The partially mummified remains of a young child have offered a unique insight into the history of a once-feared disease. The remains, recovered from the crypt of the Dominican Church of the Holy Spirit in Vilnius, Lithuania, have been dated to the mid-17th century. Despite no visual sign of disease, the mummy yielded a complete genome for variola (major) virus, indicating the presence of a smallpox infection. This 17th century variola strain was found to be ancestral to all known 20th century strains (dating from approximately the end of WWII to the time of smallpox eradication in the late 1970s) which suggests that smallpox is a much more recent infection in humans than previously presumed. Additionally, a reconstruction of the evolutionary history of variola virus hints that the split between the more virulent variola major and the less virulent variola minor forms may have occurred in response to evolutionary pressure by the advent of vaccination in 1796.
These are the conclusions of the article “17th Century Variola Virus Reveals the Recent History of Smallpox”, published in Current Biology (Vol. 26, Dec. 2016, DOI: 10.1016/j.cub.2016.10.061).

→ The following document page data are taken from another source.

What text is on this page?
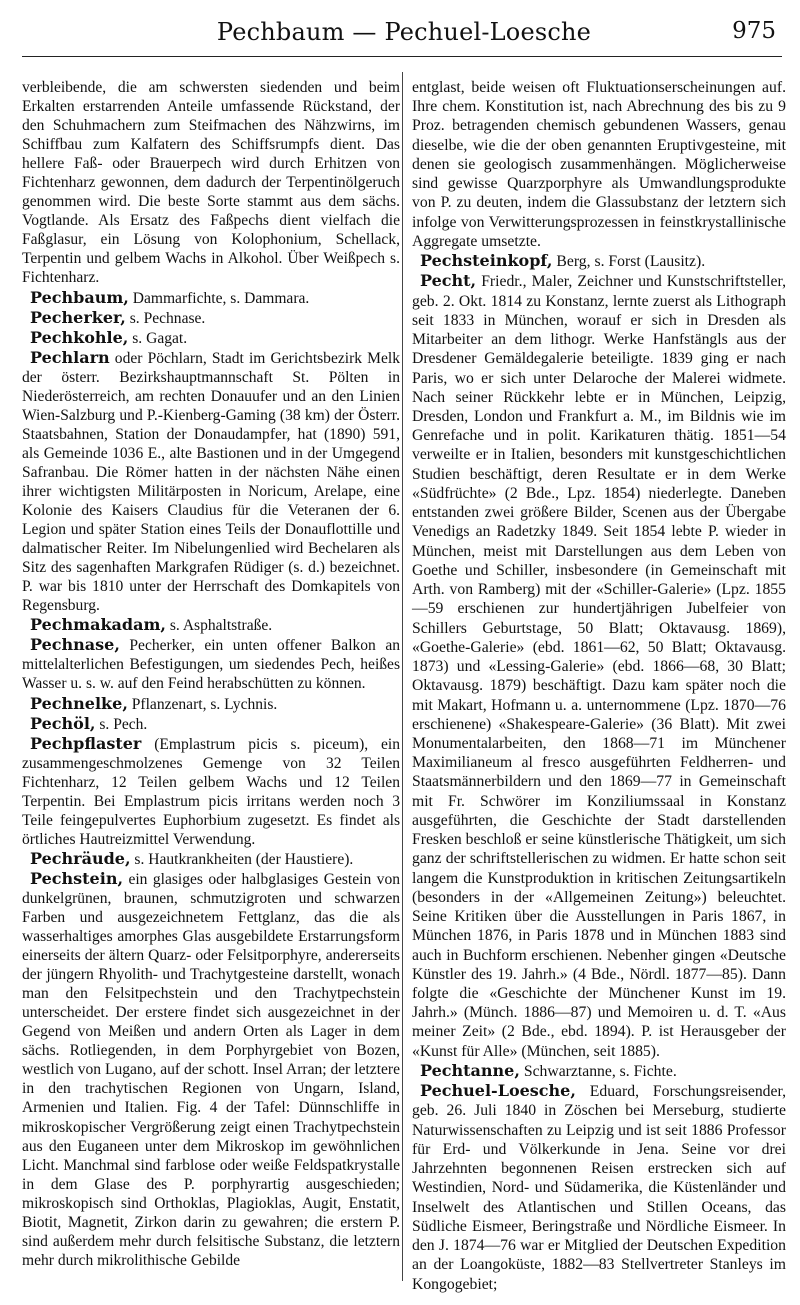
Pechbaum — Pechuel-Loesche	975

verbleibende, die am schwersten siedenden und beim Erkalten erstarrenden Anteile umfassende Rückstand, der den Schuhmachern zum Steifmachen des Nähzwirns, im Schiffbau zum Kalfatern des Schiffsrumpfs dient. Das hellere Faß- oder Brauerpech wird durch Erhitzen von Fichtenharz gewonnen, dem dadurch der Terpentinölgeruch genommen wird. Die beste Sorte stammt aus dem sächs. Vogtlande. Als Ersatz des Faßpechs dient vielfach die Faßglasur, ein Lösung von Kolophonium, Schellack, Terpentin und gelbem Wachs in Alkohol. Über Weißpech s. Fichtenharz.

Pechbaum, Dammarfichte, s. Dammara.

Pecherker, s. Pechnase.

Pechkohle, s. Gagat.

Pechlarn oder Pöchlarn, Stadt im Gerichtsbezirk Melk der österr. Bezirkshauptmannschaft St. Pölten in Niederösterreich, am rechten Donauufer und an den Linien Wien-Salzburg und P.-Kienberg-Gaming (38 km) der Österr. Staatsbahnen, Station der Donaudampfer, hat (1890) 591, als Gemeinde 1036 E., alte Bastionen und in der Umgegend Safranbau. Die Römer hatten in der nächsten Nähe einen ihrer wichtigsten Militärposten in Noricum, Arelape, eine Kolonie des Kaisers Claudius für die Veteranen der 6. Legion und später Station eines Teils der Donauflottille und dalmatischer Reiter. Im Nibelungenlied wird Bechelaren als Sitz des sagenhaften Markgrafen Rüdiger (s. d.) bezeichnet. P. war bis 1810 unter der Herrschaft des Domkapitels von Regensburg.

Pechmakadam, s. Asphaltstraße.

Pechnase, Pecherker, ein unten offener Balkon an mittelalterlichen Befestigungen, um siedendes Pech, heißes Wasser u. s. w. auf den Feind herabschütten zu können.

Pechnelke, Pflanzenart, s. Lychnis.

Pechöl, s. Pech.

Pechpflaster (Emplastrum picis s. piceum), ein zusammengeschmolzenes Gemenge von 32 Teilen Fichtenharz, 12 Teilen gelbem Wachs und 12 Teilen Terpentin. Bei Emplastrum picis irritans werden noch 3 Teile feingepulvertes Euphorbium zugesetzt. Es findet als örtliches Hautreizmittel Verwendung.

Pechräude, s. Hautkrankheiten (der Haustiere).

Pechstein, ein glasiges oder halbglasiges Gestein von dunkelgrünen, braunen, schmutzigroten und schwarzen Farben und ausgezeichnetem Fettglanz, das die als wasserhaltiges amorphes Glas ausgebildete Erstarrungsform einerseits der ältern Quarz- oder Felsitporphyre, andererseits der jüngern Rhyolith- und Trachytgesteine darstellt, wonach man den Felsitpechstein und den Trachytpechstein unterscheidet. Der erstere findet sich ausgezeichnet in der Gegend von Meißen und andern Orten als Lager in dem sächs. Rotliegenden, in dem Porphyrgebiet von Bozen, westlich von Lugano, auf der schott. Insel Arran; der letztere in den trachytischen Regionen von Ungarn, Island, Armenien und Italien. Fig. 4 der Tafel: Dünnschliffe in mikroskopischer Vergrößerung zeigt einen Trachytpechstein aus den Euganeen unter dem Mikroskop im gewöhnlichen Licht. Manchmal sind farblose oder weiße Feldspatkrystalle in dem Glase des P. porphyrartig ausgeschieden; mikroskopisch sind Orthoklas, Plagioklas, Augit, Enstatit, Biotit, Magnetit, Zirkon darin zu gewahren; die erstern P. sind außerdem mehr durch felsitische Substanz, die letztern mehr durch mikrolithische Gebilde

entglast, beide weisen oft Fluktuationserscheinungen auf. Ihre chem. Konstitution ist, nach Abrechnung des bis zu 9 Proz. betragenden chemisch gebundenen Wassers, genau dieselbe, wie die der oben genannten Eruptivgesteine, mit denen sie geologisch zusammenhängen. Möglicherweise sind gewisse Quarzporphyre als Umwandlungsprodukte von P. zu deuten, indem die Glassubstanz der letztern sich infolge von Verwitterungsprozessen in feinstkrystallinische Aggregate umsetzte.

Pechsteinkopf, Berg, s. Forst (Lausitz).

Pecht, Friedr., Maler, Zeichner und Kunstschriftsteller, geb. 2. Okt. 1814 zu Konstanz, lernte zuerst als Lithograph seit 1833 in München, worauf er sich in Dresden als Mitarbeiter an dem lithogr. Werke Hanfstängls aus der Dresdener Gemäldegalerie beteiligte. 1839 ging er nach Paris, wo er sich unter Delaroche der Malerei widmete. Nach seiner Rückkehr lebte er in München, Leipzig, Dresden, London und Frankfurt a. M., im Bildnis wie im Genrefache und in polit. Karikaturen thätig. 1851—54 verweilte er in Italien, besonders mit kunstgeschichtlichen Studien beschäftigt, deren Resultate er in dem Werke «Südfrüchte» (2 Bde., Lpz. 1854) niederlegte. Daneben entstanden zwei größere Bilder, Scenen aus der Übergabe Venedigs an Radetzky 1849. Seit 1854 lebte P. wieder in München, meist mit Darstellungen aus dem Leben von Goethe und Schiller, insbesondere (in Gemeinschaft mit Arth. von Ramberg) mit der «Schiller-Galerie» (Lpz. 1855—59 erschienen zur hundertjährigen Jubelfeier von Schillers Geburtstage, 50 Blatt; Oktavausg. 1869), «Goethe-Galerie» (ebd. 1861—62, 50 Blatt; Oktavausg. 1873) und «Lessing-Galerie» (ebd. 1866—68, 30 Blatt; Oktavausg. 1879) beschäftigt. Dazu kam später noch die mit Makart, Hofmann u. a. unternommene (Lpz. 1870—76 erschienene) «Shakespeare-Galerie» (36 Blatt). Mit zwei Monumentalarbeiten, den 1868—71 im Münchener Maximilianeum al fresco ausgeführten Feldherren- und Staatsmännerbildern und den 1869—77 in Gemeinschaft mit Fr. Schwörer im Konziliumssaal in Konstanz ausgeführten, die Geschichte der Stadt darstellenden Fresken beschloß er seine künstlerische Thätigkeit, um sich ganz der schriftstellerischen zu widmen. Er hatte schon seit langem die Kunstproduktion in kritischen Zeitungsartikeln (besonders in der «Allgemeinen Zeitung») beleuchtet. Seine Kritiken über die Ausstellungen in Paris 1867, in München 1876, in Paris 1878 und in München 1883 sind auch in Buchform erschienen. Nebenher gingen «Deutsche Künstler des 19. Jahrh.» (4 Bde., Nördl. 1877—85). Dann folgte die «Geschichte der Münchener Kunst im 19. Jahrh.» (Münch. 1886—87) und Memoiren u. d. T. «Aus meiner Zeit» (2 Bde., ebd. 1894). P. ist Herausgeber der «Kunst für Alle» (München, seit 1885).

Pechtanne, Schwarztanne, s. Fichte.

Pechuel-Loesche, Eduard, Forschungsreisender, geb. 26. Juli 1840 in Zöschen bei Merseburg, studierte Naturwissenschaften zu Leipzig und ist seit 1886 Professor für Erd- und Völkerkunde in Jena. Seine vor drei Jahrzehnten begonnenen Reisen erstrecken sich auf Westindien, Nord- und Südamerika, die Küstenländer und Inselwelt des Atlantischen und Stillen Oceans, das Südliche Eismeer, Beringstraße und Nördliche Eismeer. In den J. 1874—76 war er Mitglied der Deutschen Expedition an der Loangoküste, 1882—83 Stellvertreter Stanleys im Kongogebiet;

The abstract of the paper reads: “Smallpox holds a unique position in the history of medicine. It was the ﬁrst disease for which a vaccine was developed and remains the only human disease eradicated by vaccination. Although there have been claims of smallpox in Egypt, India, and China dating back millennia, the timescale of emergence of the causative agent, variola virus (VARV), and how it evolved in the context of increasingly widespread immunization, have proven controversial . In particular, some molecular-clock-based studies have suggested that key events in VARV evolution only occurred during the last two centuries and hence in apparent conﬂict with anecdotal historical reports, although it is difﬁcult to distinguish smallpox from other pustular rashes by description alone. To address these issues, we captured, sequenced, and reconstructed a draft genome of an ancient strain of VARV, sampled from a Lithuanian child mummy dating between 1643 and 1665 and close to the time of several documented European epidemics. When compared to vaccinia virus, this archival strain contained the same pattern of gene degradation as 20th century VARVs, indicating that such loss of gene function had occurred before ca. 1650. Strikingly, the mummy sequence fell basal to all currently sequenced strains of VARV on phylogenetic trees. Molecular-clock analyses revealed a strong clock-like structure and that the timescale of smallpox evolution is more recent than often supposed, with the diversiﬁcation of major viral lineages only occurring within the 18th and 19th centuries, concomitant with the development of modern vaccination”.